PEORIA -- Now that the GOP debates are almost over for a while, we hope, there are some startling insights to be learned from them.
A real horror show would begin if one of these clowns happens to get elected president of the US. And it doesn't stop there. Plenty of candidates for Congress agree with them.
They claim to be small government guys but promote policies that place the government in bedrooms and pocketbooks. Freedom for them means only freedom for the rich to exploit people and resources.
They basically agree:
- Roe v. Wade should be overturned. That would make abortion a crime and send women and doctors to jail. Is this what we want for the 21st century? Amazing. So women cannot control their own bodies, must endure forced pregnancies which could endanger their lives, and even more unwanted babies would be dumped on the larger society. (Half of all US pregancies now are unplanned.)
- The states can ban contraceptives because there's no right to privacy in the US Constitution. The states don't want to do that? Don't be so sure. In other words states can ban whatever they want to, and the minority has no protection. Amazing.
- Federal law should ban union shops, and mandate so called 'right to work' situations. What's wrong with this? It fatally weakens unions, depriving them of the financial resources to adequately represent their members. Goodbye what's left of the middle class.
- Gays and lesbians should be denied the benefits of marriage and adoption, by federal and state law. Good bye equal protection of the law.
- Religious organizations taking tax money can discriminate against any group they want to -- gays and lesbians, Islamics, and who knows who else, again by federal law. (And why does tax money go to any religious group? Whatever happened to separation of church and state?)
But perhaps the most astonishing contention of all is their demand that Medicare and Social Security be means tested. Progressives have always resisted this because it diminishes public support if these programs are seen as limited to the (undeserving) poor.
Everyone pays into these programs when they are in the work force, and everyone should benefit from them, and not have the benefits withheld or taxed away.
Actually it's amazing to consider that the Republican candidates want to tax the elderly benefits, Medicare and Social Security, but not the millionaires.

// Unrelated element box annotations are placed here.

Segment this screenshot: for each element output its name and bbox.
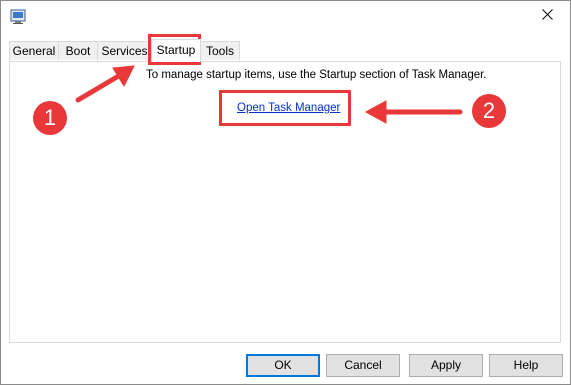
startup-message: To manage startup items, use the Startup…	[146, 69, 487, 81]
task-manager-link-highlight	[219, 90, 351, 126]
cancel-button[interactable]: Cancel	[326, 354, 400, 377]
step-1-badge: 1	[33, 101, 67, 135]
apply-button[interactable]: Apply	[409, 354, 483, 377]
tab-services[interactable]: Services	[97, 41, 152, 60]
system-configuration-icon	[10, 8, 27, 25]
title-bar	[1, 1, 570, 33]
step-2-badge: 2	[472, 94, 506, 128]
tab-tools[interactable]: Tools	[200, 41, 240, 60]
system-configuration-window: General Boot Services Startup Tools To m…	[0, 0, 571, 385]
close-icon	[542, 7, 553, 25]
tab-startup[interactable]: Startup	[151, 39, 201, 62]
ok-button[interactable]: OK	[246, 354, 320, 377]
close-button[interactable]	[525, 1, 570, 31]
help-button[interactable]: Help	[489, 354, 563, 377]
tab-general[interactable]: General	[9, 41, 59, 60]
tab-boot[interactable]: Boot	[58, 41, 98, 60]
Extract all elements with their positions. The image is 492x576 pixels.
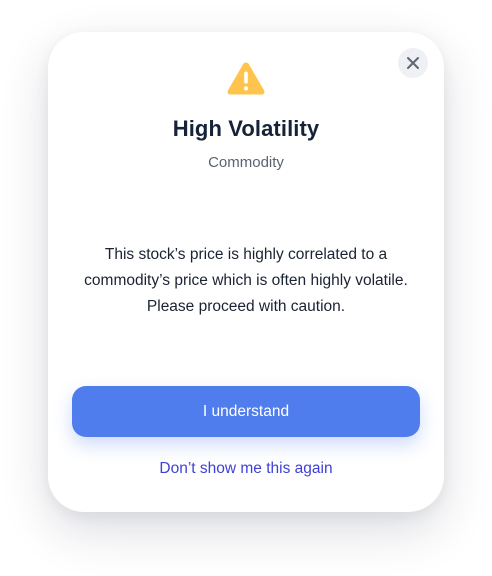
close-icon <box>407 57 419 69</box>
dialog-message: This stock’s price is highly correlated … <box>78 242 414 320</box>
dont-show-again-link[interactable]: Don’t show me this again <box>48 460 444 478</box>
message-line: Please proceed with caution. <box>146 298 346 315</box>
i-understand-button[interactable]: I understand <box>72 386 420 437</box>
message-line: commodity’s price which is often highly … <box>84 272 408 289</box>
volatility-warning-dialog: High Volatility Commodity This stock’s p… <box>48 32 444 512</box>
message-line: This stock’s price is highly correlated … <box>104 246 388 263</box>
warning-triangle-icon <box>227 62 265 95</box>
page-backdrop: High Volatility Commodity This stock’s p… <box>0 0 492 576</box>
close-button[interactable] <box>398 48 428 78</box>
dialog-title: High Volatility <box>172 116 320 141</box>
dialog-subtitle: Commodity <box>208 154 284 171</box>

Medicare and Social Security are part of the basic safety net in the USA, and without them, the elderly could easily and quickly be impoverished. All it would take is another recession that hits their 401(k) accounts, or fraud which is widespread against the elderly now.
The mainstream media commentators have done a poor job of probing these issues so far.
While it's fun to listen to the horserace coverage, it's also very superficial.
Now a word about Ron Paul: he's too old to be president and sort of nuts but he has performed a valuable function by bringing up excessive military spending and the US empire during the debates. His comments on the folly of the war on drugs were breathtaking. Too bad these issues sank without a trace.
These are not reasons to support Paul. He is anti-choice, anti-gay, likely a racist, and his economic theories are crazy. But like the stopped clock, he's occasionally right. The other candidates are never right.